Restoring La1.2Sr0.8Ni0.5Mn0.5O4+δ electrocatalysis for proton-conducting solid oxide fuel cells with the elimination of bi-shell surface

Abstract

Meliorating the particle surface could alter the surface properties, thus potentially enhancing the electrode reactions. In this assignment, a recovery of the intrinsic nanostructure at La1.2Sr0.8Ni0.5Mn0.5O4+δ (LSNM) particle surface with the elimination of the bi-shell nano-surface layers caused by dopant segregation was attempted based on the lower powder calcination temperature and introduction of A-site cation deficiency. The A-site deficient (La1.2Sr0.8)0.9Ni0.5Mn0.5O4+δ [D-LSNM], accompanied with no phase separation on surface, is successfully obtained, in which the smaller particles and more oxygen vacancies would promote the electrocatalysis, oxygen reduction reaction and oxygen migration, thus boosting the electrode reactions.

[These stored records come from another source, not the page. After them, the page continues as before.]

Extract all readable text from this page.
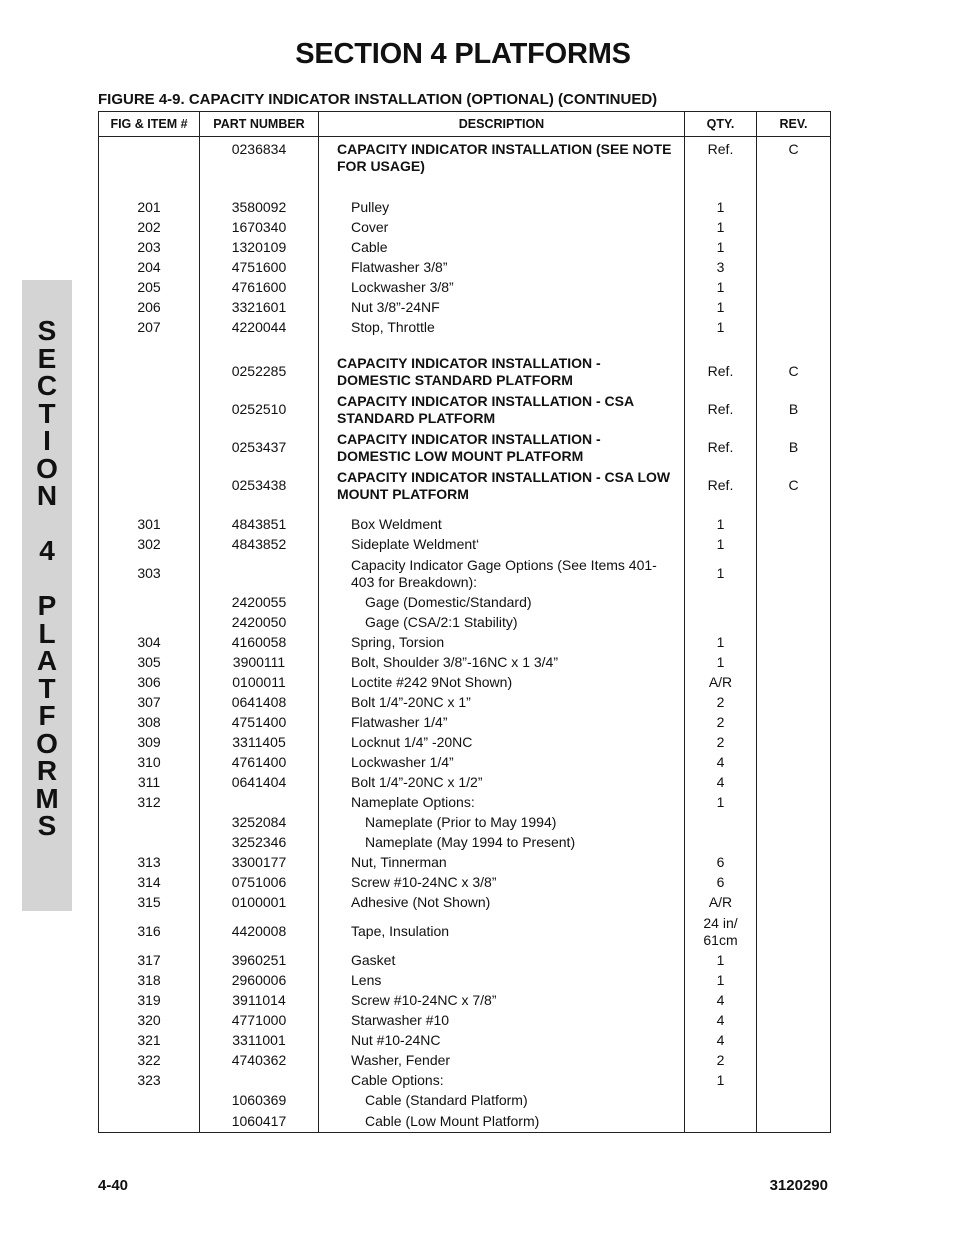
SECTION 4 PLATFORMS
FIGURE 4-9. CAPACITY INDICATOR INSTALLATION (OPTIONAL) (CONTINUED)
S
E
C
T
I
O
N
4
P
L
A
T
F
O
R
M
S
FIG & ITEM #	PART NUMBER	DESCRIPTION	QTY.	REV.
	0236834	CAPACITY INDICATOR INSTALLATION (SEE NOTE FOR USAGE)	Ref.	C

201	3580092	Pulley	1	
202	1670340	Cover	1	
203	1320109	Cable	1	
204	4751600	Flatwasher 3/8”	3	
205	4761600	Lockwasher 3/8”	1	
206	3321601	Nut 3/8”-24NF	1	
207	4220044	Stop, Throttle	1	

	0252285	CAPACITY INDICATOR INSTALLATION - DOMESTIC STANDARD PLATFORM	Ref.	C
	0252510	CAPACITY INDICATOR INSTALLATION - CSA STANDARD PLATFORM	Ref.	B
	0253437	CAPACITY INDICATOR INSTALLATION - DOMESTIC LOW MOUNT PLATFORM	Ref.	B
	0253438	CAPACITY INDICATOR INSTALLATION - CSA LOW MOUNT PLATFORM	Ref.	C

301	4843851	Box Weldment	1	
302	4843852	Sideplate Weldment‘	1	
303		Capacity Indicator Gage Options (See Items 401-403 for Breakdown):	1	
	2420055	Gage (Domestic/Standard)		
	2420050	Gage (CSA/2:1 Stability)		
304	4160058	Spring, Torsion	1	
305	3900111	Bolt, Shoulder 3/8”-16NC x 1 3/4”	1	
306	0100011	Loctite #242 9Not Shown)	A/R	
307	0641408	Bolt 1/4”-20NC x 1”	2	
308	4751400	Flatwasher 1/4”	2	
309	3311405	Locknut 1/4” -20NC	2	
310	4761400	Lockwasher 1/4”	4	
311	0641404	Bolt 1/4”-20NC x 1/2”	4	
312		Nameplate Options:	1	
	3252084	Nameplate (Prior to May 1994)		
	3252346	Nameplate (May 1994 to Present)		
313	3300177	Nut, Tinnerman	6	
314	0751006	Screw #10-24NC x 3/8”	6	
315	0100001	Adhesive (Not Shown)	A/R	
316	4420008	Tape, Insulation	24 in/ 61cm	
317	3960251	Gasket	1	
318	2960006	Lens	1	
319	3911014	Screw #10-24NC x 7/8”	4	
320	4771000	Starwasher #10	4	
321	3311001	Nut #10-24NC	4	
322	4740362	Washer, Fender	2	
323		Cable Options:	1	
	1060369	Cable (Standard Platform)		
	1060417	Cable (Low Mount Platform)		
4-40	3120290
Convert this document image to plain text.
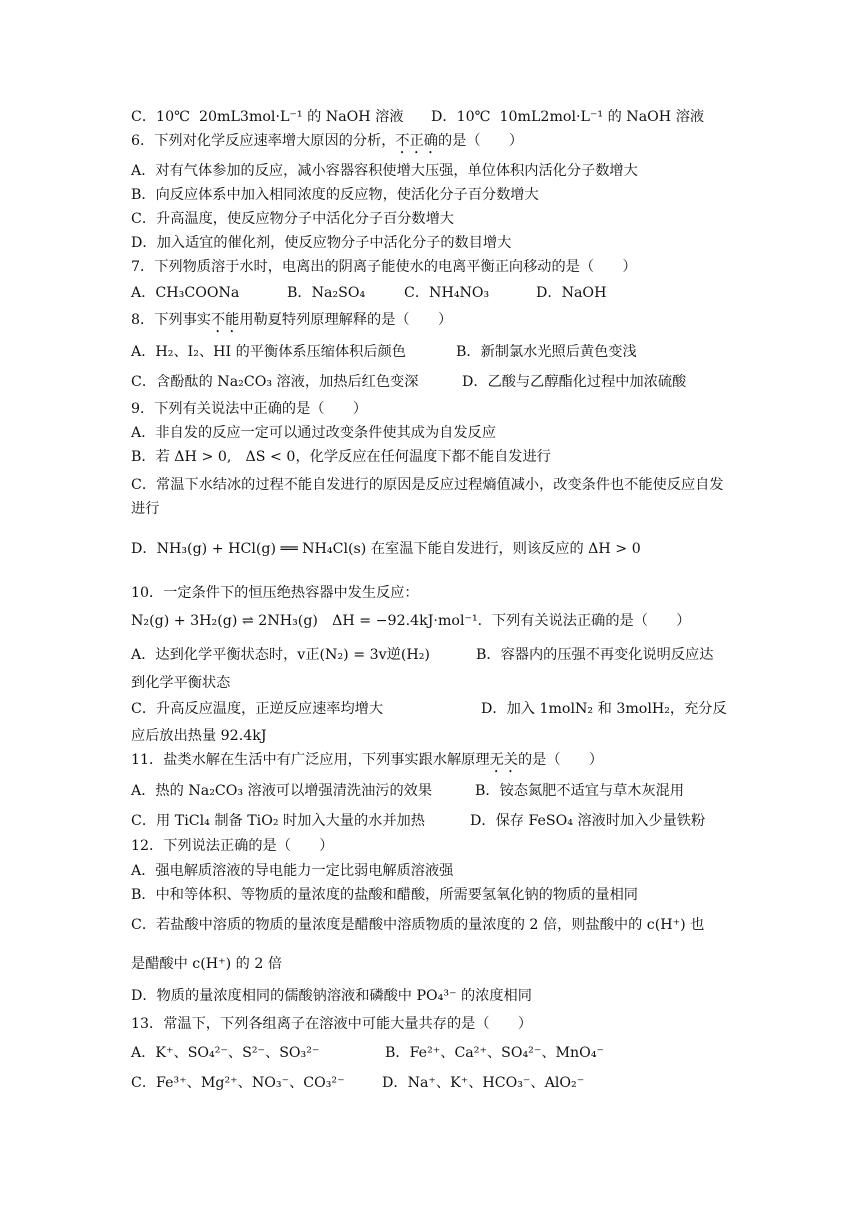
C．10℃  20mL3mol·L⁻¹ 的 NaOH 溶液 D．10℃  10mL2mol·L⁻¹ 的 NaOH 溶液
6．下列对化学反应速率增大原因的分析，不正确的是（　　）
A．对有气体参加的反应，减小容器容积使增大压强，单位体积内活化分子数增大
B．向反应体系中加入相同浓度的反应物，使活化分子百分数增大
C．升高温度，使反应物分子中活化分子百分数增大
D．加入适宜的催化剂，使反应物分子中活化分子的数目增大
7．下列物质溶于水时，电离出的阴离子能使水的电离平衡正向移动的是（　　）
A．CH₃COONa	B．Na₂SO₄	C．NH₄NO₃	D．NaOH
8．下列事实不能用勒夏特列原理解释的是（　　）
A．H₂、I₂、HI 的平衡体系压缩体积后颜色	B．新制氯水光照后黄色变浅
C．含酚酞的 Na₂CO₃ 溶液，加热后红色变深	D．乙酸与乙醇酯化过程中加浓硫酸
9．下列有关说法中正确的是（　　）
A．非自发的反应一定可以通过改变条件使其成为自发反应
B．若 ΔH > 0,　ΔS < 0，化学反应在任何温度下都不能自发进行
C．常温下水结冰的过程不能自发进行的原因是反应过程熵值减小，改变条件也不能使反应自发进行
D．NH₃(g) + HCl(g) ══ NH₄Cl(s) 在室温下能自发进行，则该反应的 ΔH > 0
10．一定条件下的恒压绝热容器中发生反应：
N₂(g) + 3H₂(g) ⇌ 2NH₃(g)　ΔH = −92.4kJ·mol⁻¹．下列有关说法正确的是（　　）
A．达到化学平衡状态时，v正(N₂) = 3v逆(H₂)	B．容器内的压强不再变化说明反应达
到化学平衡状态
C．升高反应温度，正逆反应速率均增大	D．加入 1molN₂ 和 3molH₂，充分反
应后放出热量 92.4kJ
11．盐类水解在生活中有广泛应用，下列事实跟水解原理无关的是（　　）
A．热的 Na₂CO₃ 溶液可以增强清洗油污的效果	B．铵态氮肥不适宜与草木灰混用
C．用 TiCl₄ 制备 TiO₂ 时加入大量的水并加热	D．保存 FeSO₄ 溶液时加入少量铁粉
12．下列说法正确的是（　　）
A．强电解质溶液的导电能力一定比弱电解质溶液强
B．中和等体积、等物质的量浓度的盐酸和醋酸，所需要氢氧化钠的物质的量相同
C．若盐酸中溶质的物质的量浓度是醋酸中溶质物质的量浓度的 2 倍，则盐酸中的 c(H⁺) 也
是醋酸中 c(H⁺) 的 2 倍
D．物质的量浓度相同的儒酸钠溶液和磷酸中 PO₄³⁻ 的浓度相同
13．常温下，下列各组离子在溶液中可能大量共存的是（　　）
A．K⁺、SO₄²⁻、S²⁻、SO₃²⁻	B．Fe²⁺、Ca²⁺、SO₄²⁻、MnO₄⁻
C．Fe³⁺、Mg²⁺、NO₃⁻、CO₃²⁻	D．Na⁺、K⁺、HCO₃⁻、AlO₂⁻
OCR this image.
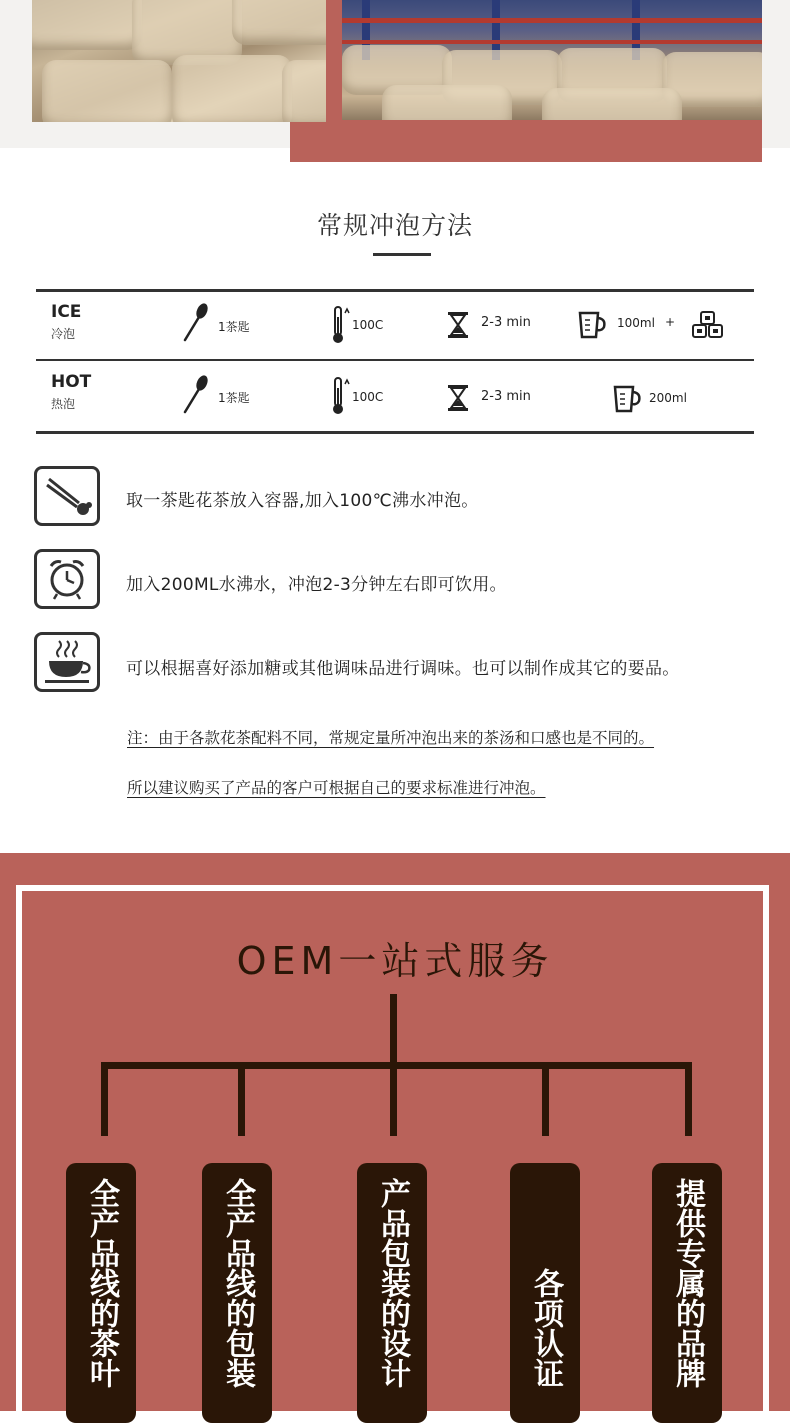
常规冲泡方法
ICE
冷泡	1茶匙	100C	2-3 min	100ml +
HOT
热泡	1茶匙	100C	2-3 min	200ml
取一茶匙花茶放入容器,加入100℃沸水冲泡。
加入200ML水沸水，冲泡2-3分钟左右即可饮用。
可以根据喜好添加糖或其他调味品进行调味。也可以制作成其它的要品。
注：由于各款花茶配料不同，常规定量所冲泡出来的茶汤和口感也是不同的。
所以建议购买了产品的客户可根据自己的要求标准进行冲泡。
OEM一站式服务
全产品线的茶叶	全产品线的包装	产品包装的设计	各项认证	提供专属的品牌
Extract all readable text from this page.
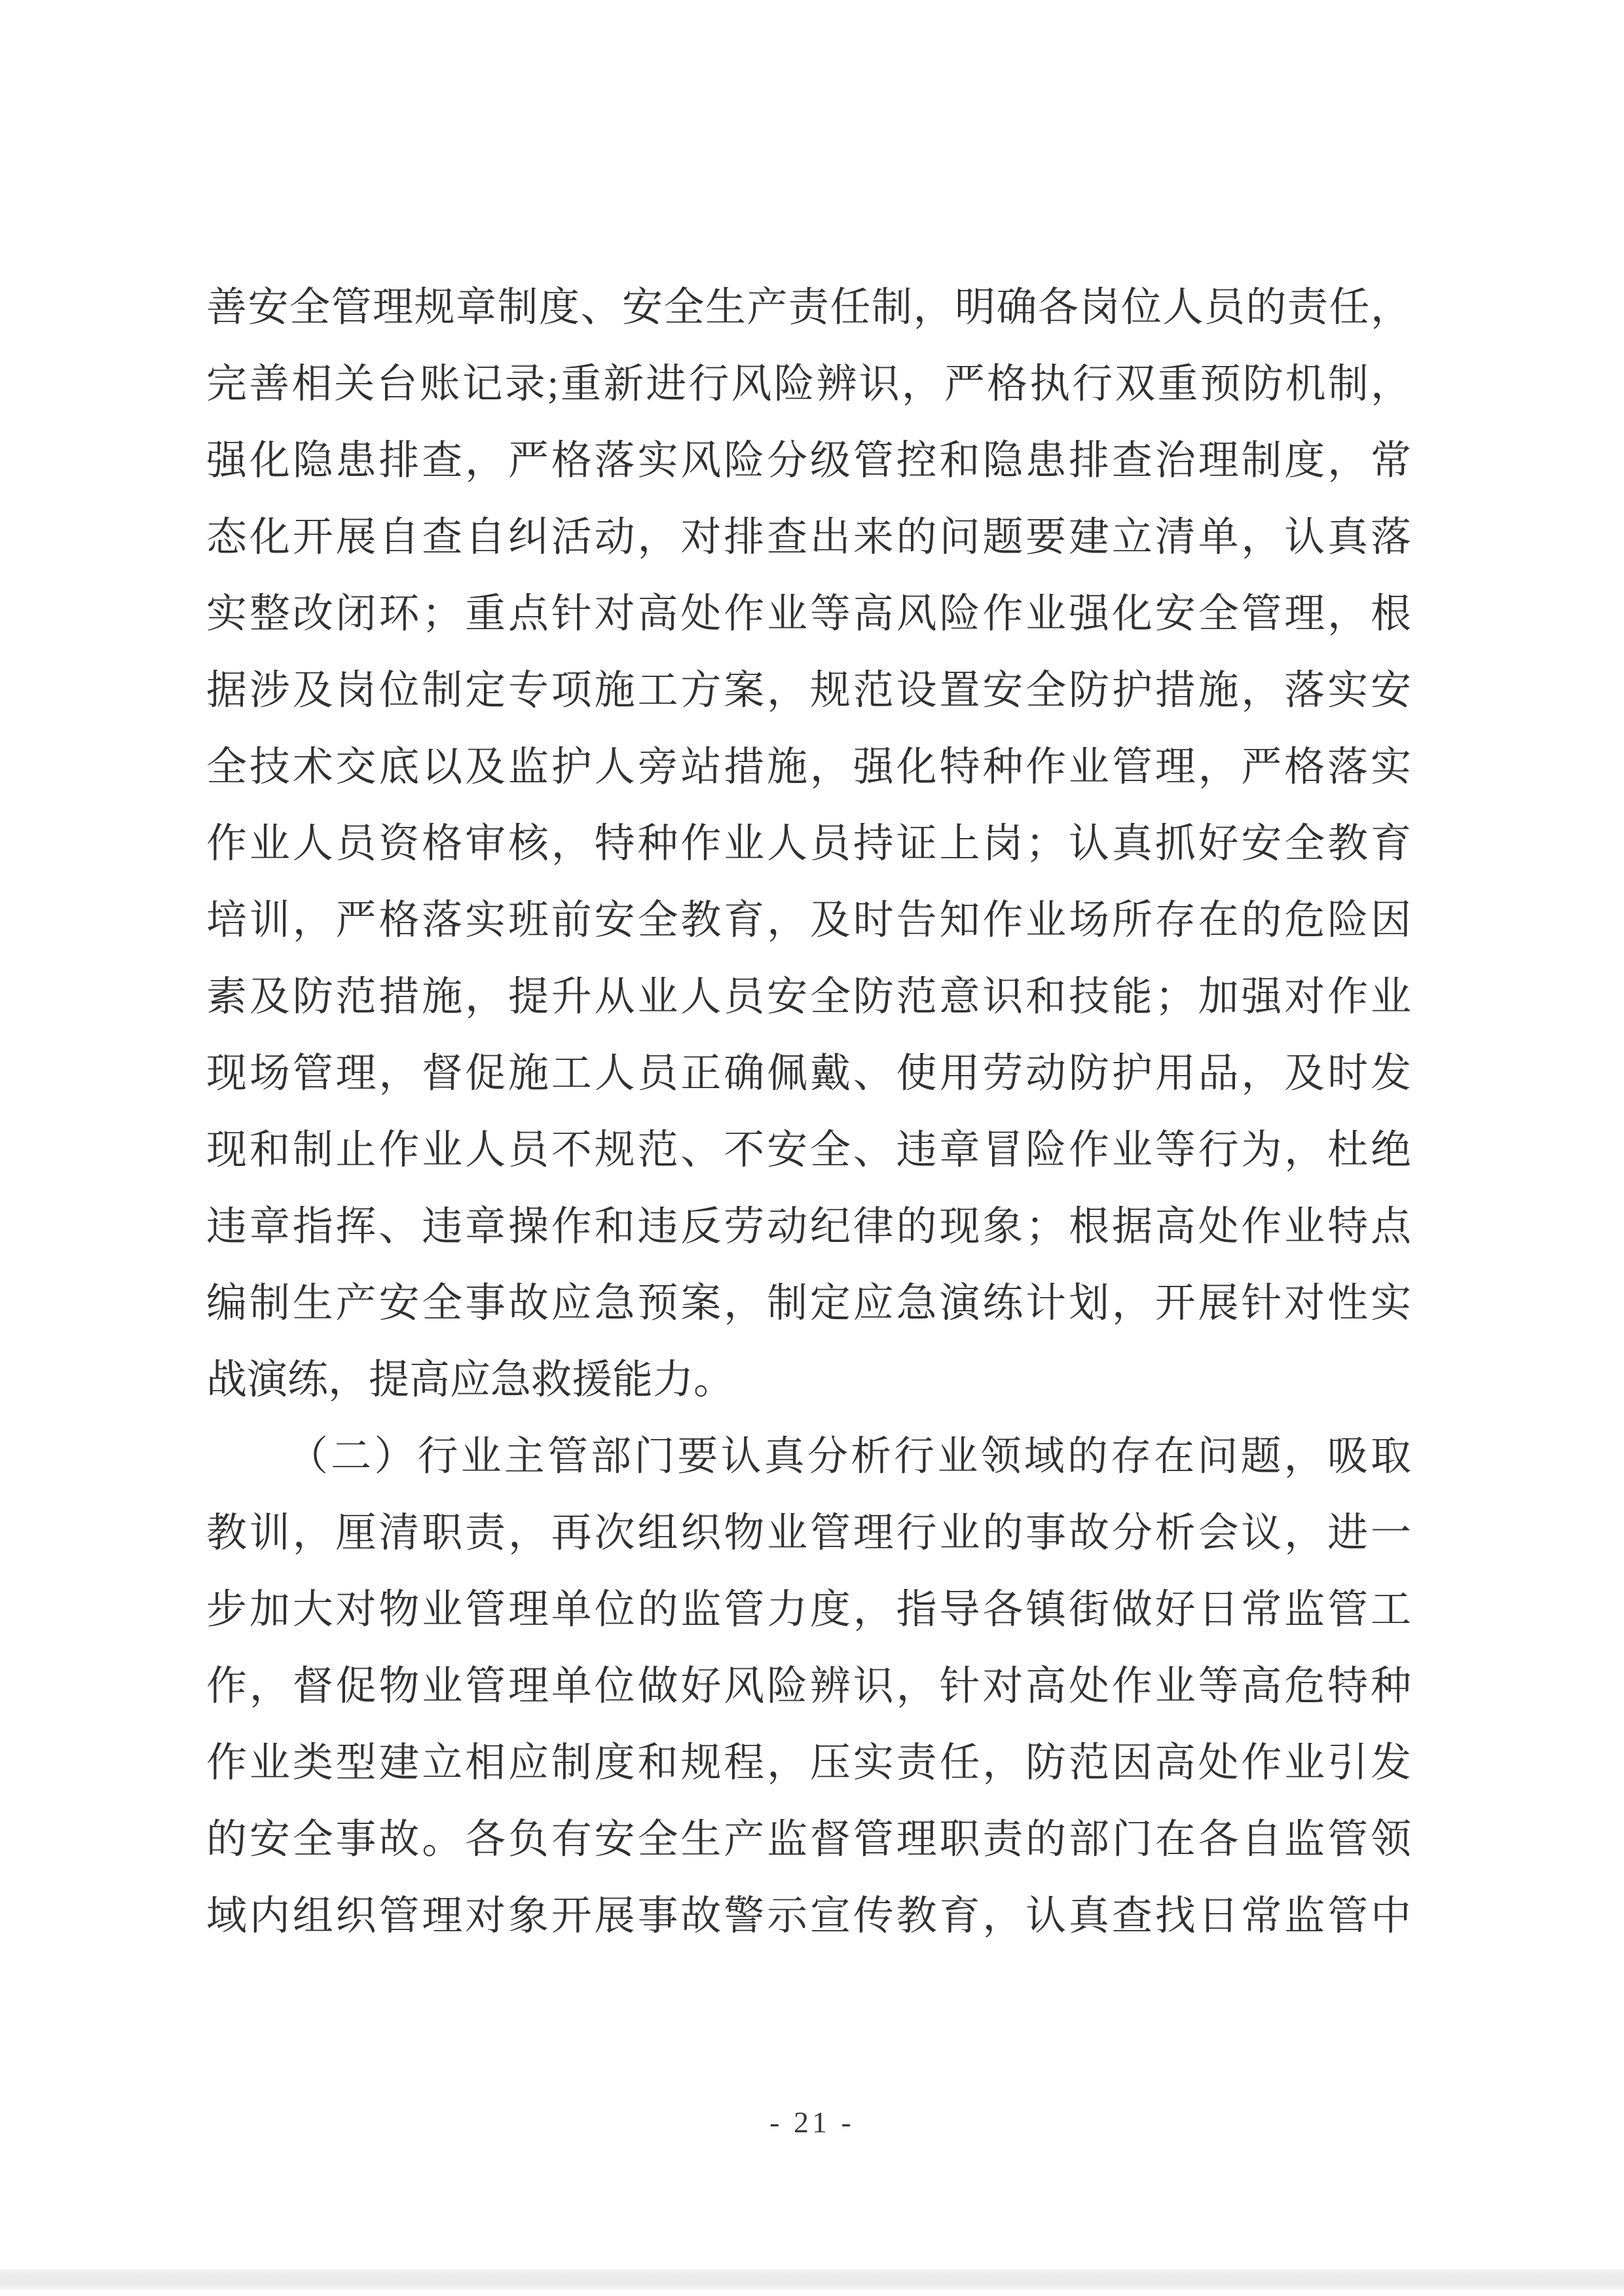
善安全管理规章制度、安全生产责任制，明确各岗位人员的责任，
完善相关台账记录;重新进行风险辨识，严格执行双重预防机制，
强化隐患排查，严格落实风险分级管控和隐患排查治理制度，常
态化开展自查自纠活动，对排查出来的问题要建立清单，认真落
实整改闭环；重点针对高处作业等高风险作业强化安全管理，根
据涉及岗位制定专项施工方案，规范设置安全防护措施，落实安
全技术交底以及监护人旁站措施，强化特种作业管理，严格落实
作业人员资格审核，特种作业人员持证上岗；认真抓好安全教育
培训，严格落实班前安全教育，及时告知作业场所存在的危险因
素及防范措施，提升从业人员安全防范意识和技能；加强对作业
现场管理，督促施工人员正确佩戴、使用劳动防护用品，及时发
现和制止作业人员不规范、不安全、违章冒险作业等行为，杜绝
违章指挥、违章操作和违反劳动纪律的现象；根据高处作业特点
编制生产安全事故应急预案，制定应急演练计划，开展针对性实
战演练，提高应急救援能力。
（二）行业主管部门要认真分析行业领域的存在问题，吸取
教训，厘清职责，再次组织物业管理行业的事故分析会议，进一
步加大对物业管理单位的监管力度，指导各镇街做好日常监管工
作，督促物业管理单位做好风险辨识，针对高处作业等高危特种
作业类型建立相应制度和规程，压实责任，防范因高处作业引发
的安全事故。各负有安全生产监督管理职责的部门在各自监管领
域内组织管理对象开展事故警示宣传教育，认真查找日常监管中
- 21 -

The surface nanostructure-recovered D-LSNM cathode achieves a preeminent performance with power output of 1547 and 1030 mW cm−2 at 700 and 600 °C, being better than other K2NiF4-type R-P cathodes in the literature. Anyhow, the preferable cell performance along with the fine stability suggests that the original surface-nanostructured D-LSNM is a promising cathode alternative for low-temperature proton-conducting solid oxide fuel cells. This work provides a new kind of reverse thinking to design highly catalytically active cathode materials via the restoration of the intrinsic nanostructure at surface, which would be beneficial to the related electrocatalytic fields.